For most people, financial planning is difficult and complex, which is why they seek out professionals for assistance. Yet while the outcomes of working with a financial planner are positive, the actual experience of going through the planning process is not always pleasant. As one focus group researcher put it, "The financial planning experience is a blend of a dental exam, math class and marriage therapy." The challenge for growing a financial planning practice continues to become more difficult given an increasing number of financial planning practitioners competing for business, with less and less differentiation from one firm and advisor to the next.
By contrast, the Build-A-Bear Workshop provides an entirely different experience. Build-A-Bear differentiates itself not by the product it sells—teddy bears, a product long since commoditized—but by the experience that customers engage in to get the teddy bear. Children visiting Build-A-Bear literally build the bear from scratch. The entire process turns from a few minutes at a cash register or website into a multi-hour interactive experience. The children have a much deeper buy-in to what they get (as their tagline notes, Build-A-Bear is not where teddy bears are bought, but "Where Best Friends Are Made"), and customers spend twice as much or more to get the same commoditized product at the end.
That raises the question: What if the client financial planning experience was more like a Build-A-Bear experience, where your clients happily pay twice as much for your services and want to spend hours going through the process and the experience of it?
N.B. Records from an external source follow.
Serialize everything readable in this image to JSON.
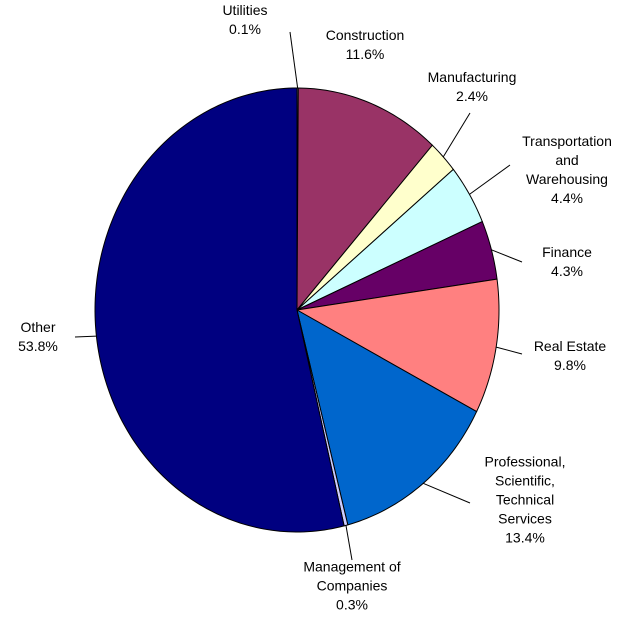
{
  "chart_data": {
    "type": "pie",
    "categories": [
      "Utilities",
      "Construction",
      "Manufacturing",
      "Transportation and Warehousing",
      "Finance",
      "Real Estate",
      "Professional, Scientific, Technical Services",
      "Management of Companies",
      "Other"
    ],
    "values": [
      0.1,
      11.6,
      2.4,
      4.4,
      4.3,
      9.8,
      13.4,
      0.3,
      53.8
    ],
    "value_labels": [
      "0.1%",
      "11.6%",
      "2.4%",
      "4.4%",
      "4.3%",
      "9.8%",
      "13.4%",
      "0.3%",
      "53.8%"
    ],
    "colors": [
      "#ffffff",
      "#993366",
      "#ffffcc",
      "#ccffff",
      "#660066",
      "#ff8080",
      "#0066cc",
      "#ccccff",
      "#000080"
    ]
  }
}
The Build-A-Bear Workshop Experience
The Build-A-Bear Workshop is essentially a store for teddy bears, but what makes it unique (and successful—the company was founded 15 years ago and is now earning approximately $400 million in revenue per year, selling teddy bears in more than 400 stores in over a dozen countries) is that you don't just buy a teddy bear, you have a teddy-bear-buying experience, from selecting its fur to sewing in its heart, choosing its clothing and accessories, and giving it a name.
Unfortunately, for several years the Build-A-Bear Workshop stock (BBW) has been languishing, generally blamed on overly aggressive expansion after its early successful years, being hammered by the economic recession and weak same-store sales (after all, once you build your best friend, there's not a lot of reason to go back anytime soon). Nonetheless, the fact remains that the company sells a relatively old and commoditized product at a significant markup, and in a process that not only takes hours to complete, but is prized because it takes hours to complete.
In other words, Build-A-Bear is unique because it was able to turn a low-price, commoditized product purchase into a higher-priced, multi-hour teddy bear experience.
Today's Financial Planning Experience
While financial advice isn't exactly a commoditized product like a teddy bear, it's hard to say much positive about the financial planning experience, either. Yes, the outcomes of the financial planning process are good, delivering both psychological value and, according to recent research, some real financial value, too. But that's the outcome at the end of the process, not the client's experience of the process itself.
So what about the experience? At a recent presentation for the FPA Retreat conference, Dr. David Lazenby perhaps summarized it best, based on recent research he had conducted with focus groups of actual financial planning clients. Their conclusion: "The financial planning experience is a combination of a dental exam, math class and marriage therapy." Ouch.
While such a characterization of the financial planning experience sounds quite harsh, upon further reflection it appears to be sadly accurate. After all, financial planning does involve taking people through a process where they are scrutinized regularly (and often feel guilty about what they know they should be doing but aren't). It requires people to deal with more math than they may have faced since high school or college (but with higher stakes, as flunking here means failing to understand your financial future). Furthermore, with couples, it often puts clients in the awkward position of being forced to discuss, and sometimes compromise on, long-term goals and current trade-offs that they never considered before.
Simply put, while the outcome of financial planning may be positive, it's hard to say much positive about the typical experience of going through it.